As duas faces da Educação Neoliberal

Jesus Maria Sousa

Num exercício de projeção de futuro, tendo em vista o desenvolvimento do pensamento estratégico indispensável a quem deseje tomar a iniciativa da mudança, ao invés de ser por ela comandado, a construção de cenários é uma técnica que dá atenção às tendências, geralmente em oposição, que já se fazem sentir na atualidade. No momento político em que vivemos, de incerteza e indefinição sobre o que o futuro nos reserva, são nítidas duas driving-forces que se degladiam: por um lado as forças do neoliberalismo, e por outro, as da coesão social. Pois bem, este texto pretende abordar dois cenários possíveis em Educação, sob a batuta do neoliberalismo, deixando para o próximo texto a descrição de outros dois, marcados pelas políticas de coesão social. Convido o leitor a me acompanhar nestas deambulações. Como será a Educação daqui a 10 anos?

Num dos cenários de Educação Neoliberal, qualquer pessoa que deseje fundar uma escola ou uma universidade poderá fazê-lo, com pouquíssima exigência à partida, dado que será o mercado, mais tarde, a separar o trigo do joio, pois assim como haverá liberdade total para a sua abertura, também existirá liberdade total para os alunos escolherem as instituições que quiserem frequentar. Pois será o mundo do trabalho a determinar quais são as boas e as más, ao aceitarem uns e recusarem outros candidatos, conforme a formação de origem, na lógica de que o aluno deverá ser preparado para o mercado de trabalho.

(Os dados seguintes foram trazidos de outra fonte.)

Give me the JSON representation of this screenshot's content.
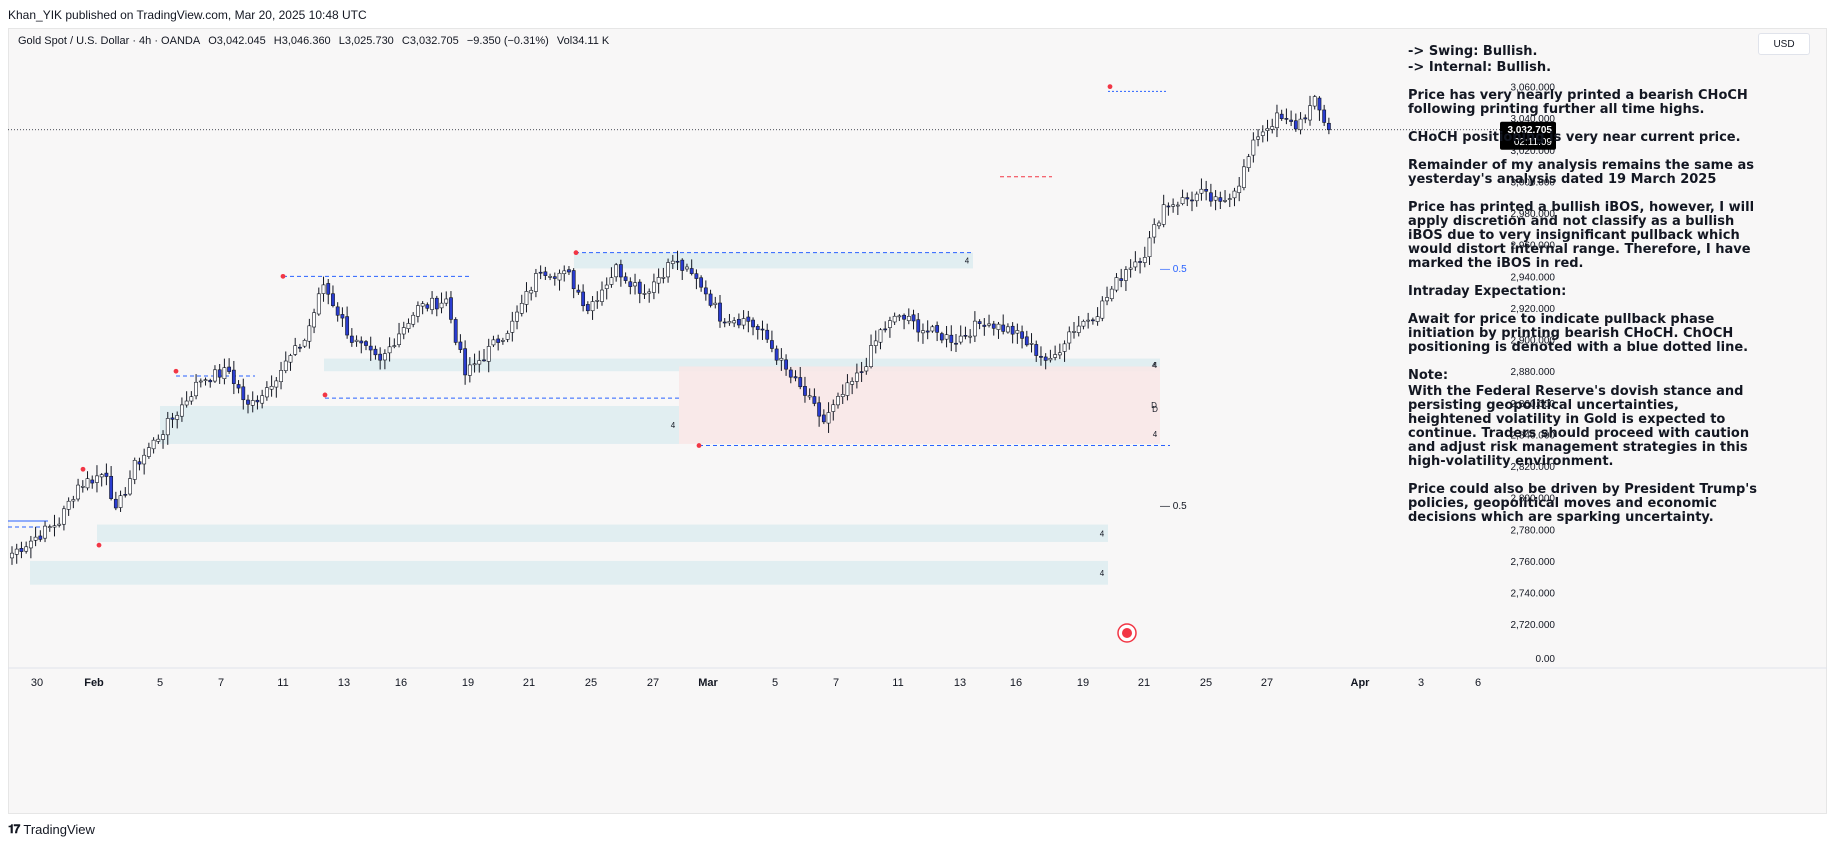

O professor deixará de ser o profissional de educação, preocupado com o desenvolvimento da cidadania, o espírito crítico e a participação, para se focar no que Apple designa de “capital técnico-científico”, onde terão lugar as matemáticas, engenharias, biotecnologias, microeletrónicas, etc., do campo específico das ciências duras, aliado a duas línguas estrangeiras (Inglês e Espanhol ou Mandarim). A reflexão filosófica não será necessária, tal como o questionamento crítico que as ciências sociais poderiam estimular. As artes e as humanidades também serão vistas como áreas ociosas de fruição e de lazer, por isso incompatíveis com as exigências do mundo moderno.

Sendo os alunos e os pais dos alunos consumidores diretos, ao professor ficará reservado o papel de prestador de serviços, sendo ele o responsável exclusivo pelo sucesso ou insucesso do aluno, e por isso mesmo facilmente descartável se os resultados forem negativos. Com a redução do financiamento do Estado e correspondente desresponsabilização social, o exercício da profissão docente passará a ser altamente precária. Não existirão contratos de trabalho prolongados, e muito menos definitivos. O professor terá de acumular percentagens aqui e ali, para prover o seu sustento e prevenir o desemprego.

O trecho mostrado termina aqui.